Maybe you dropped all thoughts of it for awhile and then found that when you returned you had renewed interest in it or a renewed approach? Something may have shifted in the process of distraction for awhile. Stepping away can increase our ability to creatively problem solve whatever the issue is.

This article in the Scientific American talks about something called the DMN or default mode network. It’s the mode we occupy often while daydreaming. What research has taught us is that when we think we are daydreaming and while we are in those distracted states our brains are collecting information in the background and processing and integrating information from other regions of the brain in complex ways.

For some this offers relief and comfort. We can let go of holding on to those anxious thoughts and if the thought of letting those thoughts out of our sight, as it were bothers us, well then just know that our brains are working on the issue whatever it is anyway and without our even consciously thinking about it. Taking a break actually works to our advantage. We can get some rest and come back.

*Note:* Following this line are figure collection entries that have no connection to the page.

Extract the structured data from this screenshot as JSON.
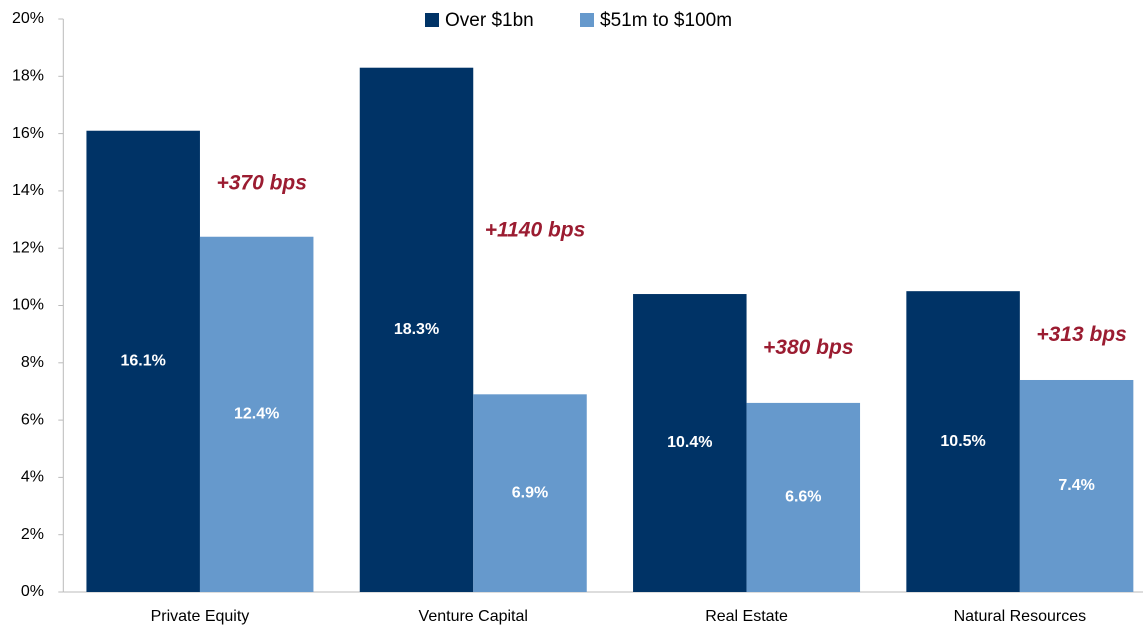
{
  "chart_data": {
    "type": "bar",
    "categories": [
      "Private Equity",
      "Venture Capital",
      "Real Estate",
      "Natural Resources"
    ],
    "series": [
      {
        "name": "Over $1bn",
        "color": "#003366",
        "values": [
          16.1,
          18.3,
          10.4,
          10.5
        ],
        "value_labels": [
          "16.1%",
          "18.3%",
          "10.4%",
          "10.5%"
        ]
      },
      {
        "name": "$51m to $100m",
        "color": "#6699cc",
        "values": [
          12.4,
          6.9,
          6.6,
          7.4
        ],
        "value_labels": [
          "12.4%",
          "6.9%",
          "6.6%",
          "7.4%"
        ]
      }
    ],
    "annotations": [
      "+370 bps",
      "+1140 bps",
      "+380 bps",
      "+313 bps"
    ],
    "ylim": [
      0,
      20
    ],
    "yticks": [
      {
        "value": 0,
        "label": "0%"
      },
      {
        "value": 2,
        "label": "2%"
      },
      {
        "value": 4,
        "label": "4%"
      },
      {
        "value": 6,
        "label": "6%"
      },
      {
        "value": 8,
        "label": "8%"
      },
      {
        "value": 10,
        "label": "10%"
      },
      {
        "value": 12,
        "label": "12%"
      },
      {
        "value": 14,
        "label": "14%"
      },
      {
        "value": 16,
        "label": "16%"
      },
      {
        "value": 18,
        "label": "18%"
      },
      {
        "value": 20,
        "label": "20%"
      }
    ],
    "legend": "top"
  }
}
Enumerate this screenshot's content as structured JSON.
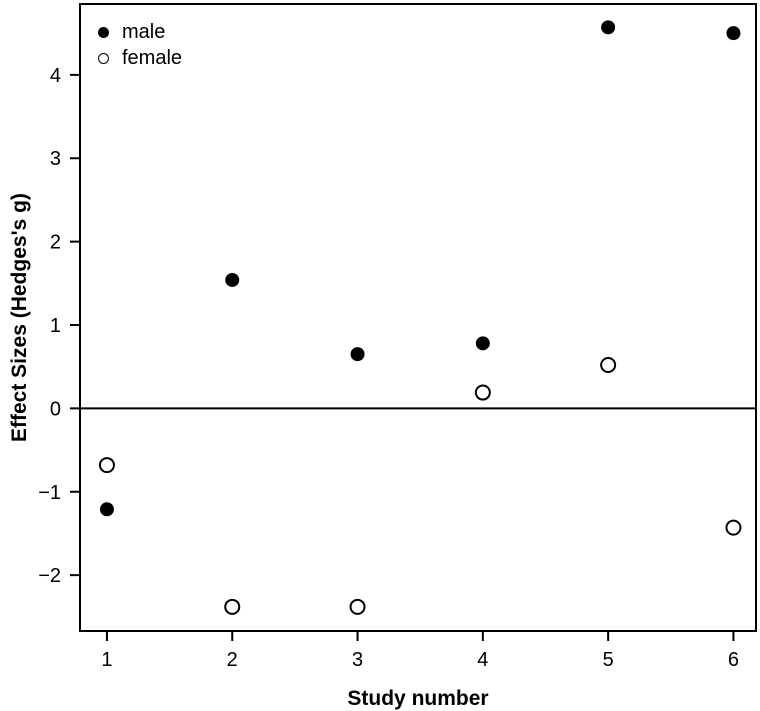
{
  "chart_data": {
    "type": "scatter",
    "title": "",
    "xlabel": "Study number",
    "ylabel": "Effect Sizes (Hedges's g)",
    "x": [
      1,
      2,
      3,
      4,
      5,
      6
    ],
    "series": [
      {
        "name": "male",
        "marker": "filled-circle",
        "values": [
          -1.21,
          1.54,
          0.65,
          0.78,
          4.57,
          4.5
        ]
      },
      {
        "name": "female",
        "marker": "open-circle",
        "values": [
          -0.68,
          -2.38,
          -2.38,
          0.19,
          0.52,
          -1.43
        ]
      }
    ],
    "xticks": [
      1,
      2,
      3,
      4,
      5,
      6
    ],
    "yticks": [
      -2,
      -1,
      0,
      1,
      2,
      3,
      4
    ],
    "xlim": [
      0.785,
      6.18
    ],
    "ylim": [
      -2.67,
      4.85
    ],
    "reference_line_y": 0,
    "legend_position": "top-left",
    "grid": false,
    "colors": {
      "foreground": "#000000",
      "background": "#ffffff"
    }
  }
}
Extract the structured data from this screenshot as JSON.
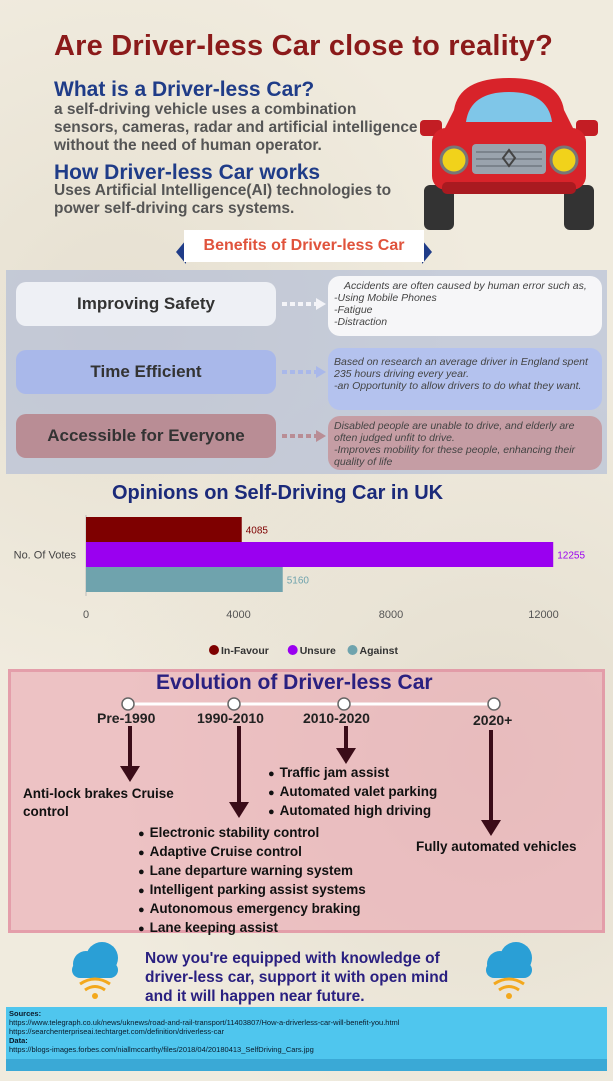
{
  "title": "Are Driver-less Car close to reality?",
  "intro": {
    "what_heading": "What is a Driver-less Car?",
    "what_text": "a self-driving vehicle uses a combination sensors, cameras, radar and artificial intelligence without the need of human operator.",
    "how_heading": "How Driver-less Car works",
    "how_text": "Uses Artificial Intelligence(AI) technologies to power self-driving cars systems."
  },
  "benefits": {
    "heading": "Benefits of Driver-less Car",
    "items": [
      {
        "label": "Improving Safety",
        "lines": [
          "Accidents are often caused by human error such as,",
          "-Using Mobile Phones",
          "-Fatigue",
          "-Distraction"
        ],
        "color": "#eef0f5"
      },
      {
        "label": "Time Efficient",
        "lines": [
          "Based on research an average driver in England spent",
          "235 hours driving every year.",
          "-an Opportunity to allow drivers to do what they want."
        ],
        "color": "#a9b8ea"
      },
      {
        "label": "Accessible for Everyone",
        "lines": [
          "Disabled people are unable to drive, and elderly are",
          "often judged unfit to drive.",
          "-Improves mobility for these people, enhancing their",
          "quality of life"
        ],
        "color": "#b98d95"
      }
    ]
  },
  "chart": {
    "title": "Opinions on Self-Driving  Car in UK"
  },
  "chart_data": {
    "type": "bar",
    "orientation": "horizontal",
    "categories": [
      "No. Of Votes"
    ],
    "series": [
      {
        "name": "In-Favour",
        "values": [
          4085
        ],
        "color": "#7e0000"
      },
      {
        "name": "Unsure",
        "values": [
          12255
        ],
        "color": "#9a00f0"
      },
      {
        "name": "Against",
        "values": [
          5160
        ],
        "color": "#6fa3ad"
      }
    ],
    "xlim": [
      0,
      12800
    ],
    "xticks": [
      0,
      4000,
      8000,
      12000
    ],
    "data_labels": true,
    "legend": "bottom",
    "grid": false
  },
  "evolution": {
    "heading": "Evolution of Driver-less Car",
    "eras": [
      {
        "label": "Pre-1990",
        "items": [
          "Anti-lock brakes Cruise control"
        ]
      },
      {
        "label": "1990-2010",
        "items": [
          "Electronic stability control",
          "Adaptive Cruise control",
          "Lane departure warning system",
          "Intelligent parking assist systems",
          "Autonomous emergency braking",
          "Lane keeping assist"
        ]
      },
      {
        "label": "2010-2020",
        "items": [
          "Traffic jam assist",
          "Automated valet parking",
          "Automated high driving"
        ]
      },
      {
        "label": "2020+",
        "items": [
          "Fully automated vehicles"
        ]
      }
    ]
  },
  "closing": "Now you're equipped with knowledge of driver-less car, support it with open mind and it will happen near future.",
  "sources": {
    "heading": "Sources:",
    "links": [
      "https://www.telegraph.co.uk/news/uknews/road-and-rail-transport/11403807/How-a-driverless-car-will-benefit-you.html",
      "https://searchenterpriseai.techtarget.com/definition/driverless-car"
    ],
    "data_heading": "Data:",
    "data_link": "https://blogs-images.forbes.com/niallmccarthy/files/2018/04/20180413_SelfDriving_Cars.jpg"
  },
  "icons": [
    "car-icon",
    "cloud-wifi-icon"
  ]
}
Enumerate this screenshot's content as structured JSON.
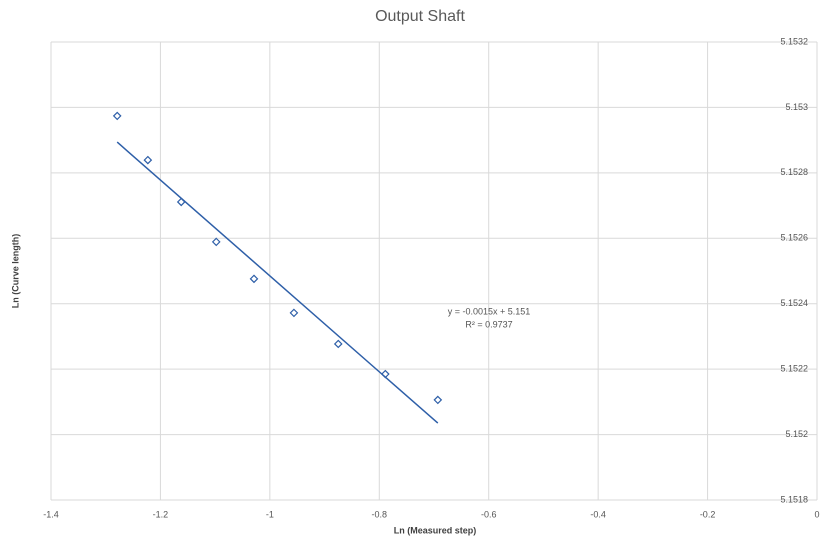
{
  "chart_data": {
    "type": "scatter",
    "title": "Output Shaft",
    "x_label": "Ln (Measured step)",
    "y_label": "Ln (Curve length)",
    "series": [
      {
        "name": "Output Shaft",
        "color": "#2e5fa8",
        "x": [
          -1.279,
          -1.223,
          -1.162,
          -1.098,
          -1.029,
          -0.956,
          -0.875,
          -0.789,
          -0.693
        ],
        "values": [
          5.152974,
          5.152839,
          5.152711,
          5.152589,
          5.152476,
          5.152372,
          5.152277,
          5.152185,
          5.152106
        ]
      }
    ],
    "trendline": {
      "color": "#2e5fa8",
      "x": [
        -1.279,
        -0.693
      ],
      "values": [
        5.152894,
        5.152035
      ],
      "equation": "y = -0.0015x + 5.151",
      "r_squared": "R² = 0.9737"
    },
    "xlim": [
      -1.4,
      0
    ],
    "xticks": [
      -1.4,
      -1.2,
      -1,
      -0.8,
      -0.6,
      -0.4,
      -0.2,
      0
    ],
    "ylim": [
      5.1518,
      5.1532
    ],
    "yticks": [
      5.1518,
      5.152,
      5.1522,
      5.1524,
      5.1526,
      5.1528,
      5.153,
      5.1532
    ],
    "grid": true
  }
}
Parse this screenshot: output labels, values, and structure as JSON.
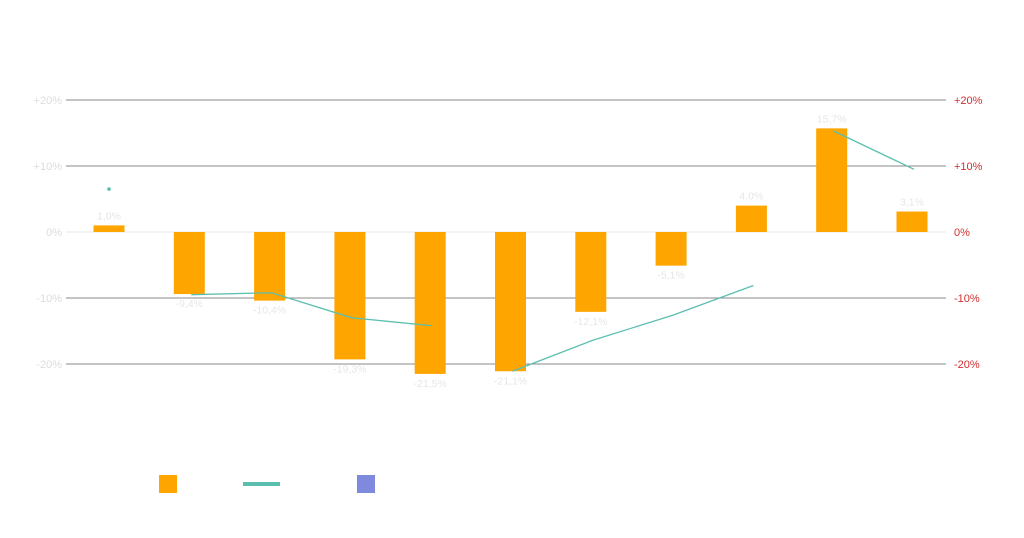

Catastrophizing has been addressed in other ways with the “Let go and let God” or “Let go and the let the universe” concept. Without the need to rely on religiosity or even mysticism per se just know that the brain is handling the issue. Think of it as the "do nothing" or "be still" approach.  I posted a video recently on my facebook page about this approach.  You can find that link here.

It turns out that even with the do nothing approach, something is being done. We are coming to state of rest and mindfulness orientedness within ourselves as we let go of the anxiety. As we are resting the world around us might be humming with activity, putting other forces and scenarios into play.

So that even within the course of an hour, or a day, or a week, or a month we never step into the same river twice. We over time and even within the span of a day grow and learn. So that we always come back to the issue as a different person as it were and with a different approach. The river or problem if you want to think of it that way, it too, changes as it flows along.

I’m not trying to get super esoteric here and I hope I haven’t lost anyone yet. The point being that when we are rested, when we allow those moments of rest, we’ll have the ability to better tackle whatever new issues arise in addition to approaching the old from a steadier ground.